This is Tau!
Tau is inspired by Pi.AI and if you havent tried Pi yet, I strongly encourage you to try.
Like Pi, Tau's conversation is on continual conversation, unlike Chat based bots which feature many conversations and threads.
This is by design - Tau has a single conversation, like speaking to a human.
This is reflected by consulting Tau in decisions made along development: Order of features, voice type, etc.
Tau is a personal fun project.
I opened it as an open source for anyone to experiment with (fork), or just follow. (A star is appreciated!)
If you fork - delete history and facts to reset their knowledge and embark the journey anew!
- System Prompt: Speech-actions speak conversation structure.
- Conversation loop: A continueous conversation with ongoing context.
- Immediate memory: Reduce context by summarizing it to key points. Inject memory to System prompt.
- Long term memory: Save the running memory to vector database.
- Speech: Voice based conversation with hearing and speaking. (Whisper and OpenAI TTS)
- Vision infra: Set up Hailo-8L as an internal vision webservice.
- Setup Hailo-8L on Raspberry Pi, validate examples work.
- Look for best practices and options for integrating Hailo in your application.
- Set up a submodule git repo with hailo-as-a-servicehailo on
- Vision: Add Hailo-8L support for at least 1 model.
- Vision: Add Hailo-8L support for a family of models (Object detection, face recognition, pose detection).
- Vision - Scene detection.
- Vision - Text extraction.
- Long term fetching: Pull from long term memory into context.
- Entity based memory: Add GraphRAG based memory.
- Advanced voice: Move to ElevenLabs advanced voices.
- Introspection: Add Introspection agent for active and background thinking and processing.
- Growth: Add nightly finetuning, move to smaller model.
Tau should be able to run on any linux with internet, but was tested only on a raspberry pi 5 8GB with official OS 64bit.
All needed keys are in .env_sample.
Copy it to .env and add your keys.
Currently, the main key is OpenAI (Chat, Speech, Whisper), and VoyageAI + Pinecone is for vectordb
I plan on moving back to Anthropic (3.5 sonnet only)
Groq was used for a fast understand action usecase
- Clone this repository to your Raspberry Pi:
git clone https://github.com/your-username/your-repo.git
- Copy .env_sample to .env and add all keys:
- ANTHROPIC_API_KEY: used for Claude based text completion and vision. Currently unused.

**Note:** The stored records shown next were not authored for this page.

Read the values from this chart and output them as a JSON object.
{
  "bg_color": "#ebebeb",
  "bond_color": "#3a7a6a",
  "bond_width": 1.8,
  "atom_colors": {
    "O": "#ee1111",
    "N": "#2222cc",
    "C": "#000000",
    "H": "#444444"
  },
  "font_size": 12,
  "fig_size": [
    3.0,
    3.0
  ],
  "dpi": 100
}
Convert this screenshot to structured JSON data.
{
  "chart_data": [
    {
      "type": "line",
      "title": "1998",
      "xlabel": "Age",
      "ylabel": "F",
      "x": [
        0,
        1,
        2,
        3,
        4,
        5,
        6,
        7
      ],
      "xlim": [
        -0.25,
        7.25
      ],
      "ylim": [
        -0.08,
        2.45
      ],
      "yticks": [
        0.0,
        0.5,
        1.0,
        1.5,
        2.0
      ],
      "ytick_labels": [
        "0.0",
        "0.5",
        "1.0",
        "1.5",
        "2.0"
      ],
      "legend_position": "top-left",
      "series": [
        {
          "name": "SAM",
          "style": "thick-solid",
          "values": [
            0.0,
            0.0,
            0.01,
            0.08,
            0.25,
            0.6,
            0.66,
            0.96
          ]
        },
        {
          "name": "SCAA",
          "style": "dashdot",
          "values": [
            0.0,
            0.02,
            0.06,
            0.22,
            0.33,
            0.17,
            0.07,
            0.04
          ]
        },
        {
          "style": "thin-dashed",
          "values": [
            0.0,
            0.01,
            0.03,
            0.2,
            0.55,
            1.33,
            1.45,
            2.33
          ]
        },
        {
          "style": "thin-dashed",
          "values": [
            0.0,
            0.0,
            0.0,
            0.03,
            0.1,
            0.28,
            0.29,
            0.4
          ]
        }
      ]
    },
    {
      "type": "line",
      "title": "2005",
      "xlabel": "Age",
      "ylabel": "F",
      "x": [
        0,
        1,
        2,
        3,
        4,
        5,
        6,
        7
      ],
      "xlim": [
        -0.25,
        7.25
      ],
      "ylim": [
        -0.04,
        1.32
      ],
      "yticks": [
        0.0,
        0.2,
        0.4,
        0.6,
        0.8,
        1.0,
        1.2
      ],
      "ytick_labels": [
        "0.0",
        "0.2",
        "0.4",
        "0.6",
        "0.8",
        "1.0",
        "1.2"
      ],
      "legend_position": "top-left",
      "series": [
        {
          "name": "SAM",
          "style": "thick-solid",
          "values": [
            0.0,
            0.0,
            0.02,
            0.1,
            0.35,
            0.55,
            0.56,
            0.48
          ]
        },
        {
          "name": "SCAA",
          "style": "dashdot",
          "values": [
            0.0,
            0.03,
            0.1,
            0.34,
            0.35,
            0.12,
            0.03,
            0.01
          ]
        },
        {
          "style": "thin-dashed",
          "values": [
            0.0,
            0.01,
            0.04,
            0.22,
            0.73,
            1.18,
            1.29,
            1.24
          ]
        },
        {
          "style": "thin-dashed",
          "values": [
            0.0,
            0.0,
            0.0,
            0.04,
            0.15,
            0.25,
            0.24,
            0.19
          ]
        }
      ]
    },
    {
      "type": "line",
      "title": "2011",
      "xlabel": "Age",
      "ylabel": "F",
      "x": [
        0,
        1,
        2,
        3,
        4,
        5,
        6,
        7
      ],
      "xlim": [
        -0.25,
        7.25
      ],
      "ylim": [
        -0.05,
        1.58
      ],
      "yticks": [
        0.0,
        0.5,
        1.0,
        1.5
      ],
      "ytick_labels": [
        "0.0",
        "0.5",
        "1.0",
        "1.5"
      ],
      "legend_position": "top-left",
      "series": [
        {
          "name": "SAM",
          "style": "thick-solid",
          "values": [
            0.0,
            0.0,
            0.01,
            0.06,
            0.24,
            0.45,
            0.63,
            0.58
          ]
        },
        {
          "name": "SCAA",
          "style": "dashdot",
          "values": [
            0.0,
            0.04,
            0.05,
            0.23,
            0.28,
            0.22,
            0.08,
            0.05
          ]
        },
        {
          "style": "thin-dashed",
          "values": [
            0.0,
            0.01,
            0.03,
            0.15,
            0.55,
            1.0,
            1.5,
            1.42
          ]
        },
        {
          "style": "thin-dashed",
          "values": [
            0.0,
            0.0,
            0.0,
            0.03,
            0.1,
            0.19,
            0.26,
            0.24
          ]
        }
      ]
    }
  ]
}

- OPENAI_API_KEY: Used for Speech, Whisper, vision and text.
- GROQ_API_KEY: Used for a super quick action understanding, May be replaced with embeddings.
- VOYAGE_API_KEY: VoyageAI is recommended by Anthropic. They offer the best embeddings to date (of when I selected it), and offer a great option for innovators.
- PINECONE_API_KEY: API Key of pinecone. Serverless is a great option.
- PINECONE_DIMENSION: Dimension of the embeddings generated by Voyage. Used for the setup of Pinecone
- PINECONE_INDEX_NAME: Name of the index in Pinecone, for memory
Run this out of order, preferred before microphone
- tau_speech.py: this consumes speech events, and produces actual speech
There are four programs to run by this order:
- services/face_service.py: this starts the face app, and reacts when speech occurs
- tau.py: this is the main LLM conversation loop
- services/microphone_listener.py this listens to your speech and emits events to tau.py as input
This project is licensed under the MIT License.